Under Code § 20-107.3(A)(1)(i), “all property, real and personal, acquired by either party

before the marriage” is separate property. Where separate property has increased in value during

the course of the marriage,

such increase in value shall be marital property only to the extent that marital property or the personal efforts of either party have contributed to such increases, provided that any such personal efforts must be significant and result in substantial appreciation of the separate property.

Code § 20-107.3(A)(3)(a).

For purposes of this subdivision, the non-owning spouse shall bear the burden of proving that (i) contributions of marital property or personal effort were made and (ii) the separate property increased in value. Once this burden of proof is met, the owning spouse shall bear the burden of proving that the increase in value or some portion thereof was not caused by contributions of marital property or personal effort.

Id.

Here, the evidence establishes that husband owned a stock brokerage account prior to the

marriage that was titled in his name. Husband’s general practice was to buy shares of stock in

small companies that he predicted would grow into large publicly-traded companies. Husband

testified that he did “very little trading” because he was more interested in long-term investment

than short-term day trading. By contrast, wife testified that husband spent hours researching

various companies by looking at financial statements, stock reports, and financial programs,

especially during February 2009 and March 2010 when husband was unemployed.

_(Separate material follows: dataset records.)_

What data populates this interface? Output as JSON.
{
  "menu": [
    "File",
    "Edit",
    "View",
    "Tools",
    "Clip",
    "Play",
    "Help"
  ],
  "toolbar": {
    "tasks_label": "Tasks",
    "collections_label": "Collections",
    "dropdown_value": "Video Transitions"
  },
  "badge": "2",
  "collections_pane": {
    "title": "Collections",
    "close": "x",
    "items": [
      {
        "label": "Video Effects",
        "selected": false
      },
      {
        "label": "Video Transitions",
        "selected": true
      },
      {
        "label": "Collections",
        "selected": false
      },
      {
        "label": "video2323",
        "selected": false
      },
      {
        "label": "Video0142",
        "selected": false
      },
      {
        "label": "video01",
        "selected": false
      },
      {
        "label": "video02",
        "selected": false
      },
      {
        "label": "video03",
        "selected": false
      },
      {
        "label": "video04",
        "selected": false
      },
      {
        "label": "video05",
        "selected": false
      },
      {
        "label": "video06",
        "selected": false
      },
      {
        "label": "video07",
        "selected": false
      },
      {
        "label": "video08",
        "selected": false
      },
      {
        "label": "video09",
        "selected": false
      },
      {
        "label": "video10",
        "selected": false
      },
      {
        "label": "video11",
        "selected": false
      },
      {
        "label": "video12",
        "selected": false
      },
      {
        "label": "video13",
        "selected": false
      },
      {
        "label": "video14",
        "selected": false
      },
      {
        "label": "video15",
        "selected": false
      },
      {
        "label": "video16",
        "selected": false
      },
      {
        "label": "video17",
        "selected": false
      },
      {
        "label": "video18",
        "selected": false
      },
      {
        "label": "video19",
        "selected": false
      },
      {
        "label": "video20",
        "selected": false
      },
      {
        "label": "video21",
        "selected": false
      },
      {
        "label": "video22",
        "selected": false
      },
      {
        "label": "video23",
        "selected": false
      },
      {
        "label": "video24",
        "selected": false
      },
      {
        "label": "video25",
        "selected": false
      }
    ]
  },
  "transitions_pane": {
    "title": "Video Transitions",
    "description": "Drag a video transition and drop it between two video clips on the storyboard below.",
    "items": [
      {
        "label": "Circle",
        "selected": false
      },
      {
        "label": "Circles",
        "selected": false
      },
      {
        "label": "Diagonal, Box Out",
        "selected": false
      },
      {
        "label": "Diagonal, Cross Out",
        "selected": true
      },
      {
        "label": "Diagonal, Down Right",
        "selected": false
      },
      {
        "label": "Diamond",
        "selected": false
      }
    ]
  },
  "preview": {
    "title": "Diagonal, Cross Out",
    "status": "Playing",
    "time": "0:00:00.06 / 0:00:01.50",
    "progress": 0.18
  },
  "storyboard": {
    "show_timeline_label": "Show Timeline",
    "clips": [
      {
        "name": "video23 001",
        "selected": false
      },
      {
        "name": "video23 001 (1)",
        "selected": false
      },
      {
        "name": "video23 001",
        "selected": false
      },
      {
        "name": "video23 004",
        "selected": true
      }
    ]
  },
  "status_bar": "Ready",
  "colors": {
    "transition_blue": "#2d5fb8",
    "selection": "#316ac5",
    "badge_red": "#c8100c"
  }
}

-3- At the time of the parties’ marriage on November 16, 2002, the brokerage account was

valued at $234,783. The stocks comprising the account were 5,000 shares of Concord EFS Inc.,

9,000 shares of Maxwell Technologies Inc., and 20,000 shares of Sun Microsystems Inc.

Throughout the course of the marriage, husband acquired stock in various companies including

Almost Family Inc. and additional shares of Maxwell Technologies stock. The majority of these

stocks performed badly, and husband sold off most of the shares in his portfolio except for

Almost Family and Maxwell Technologies. These two companies performed well, and the

increase in the value of their stock contributed to the increase in the brokerage account’s value.

In November 2009, the time of the parties’ separation, the brokerage account was valued at

$551,521.

Assuming without deciding that husband’s research and trading activity constitute “labor,

effort, inventiveness, physical or intellectual skill, creativity, or managerial, promotional or

marketing activity applied directly to the separate property,” Code § 20-107.3(A)(3)(a) (defining

“personal effort”), the evidence does not establish that these efforts “result[ed] in substantial

appreciation of the separate property,” id. The non-owning spouse must prove that the personal

efforts were “the proximate cause of ‘substantial appreciation’ in the value of the [separate]

assets.” Gilman v. Gilman, 32 Va. App. 104, 121, 526 S.E.2d 763, 771 (2000).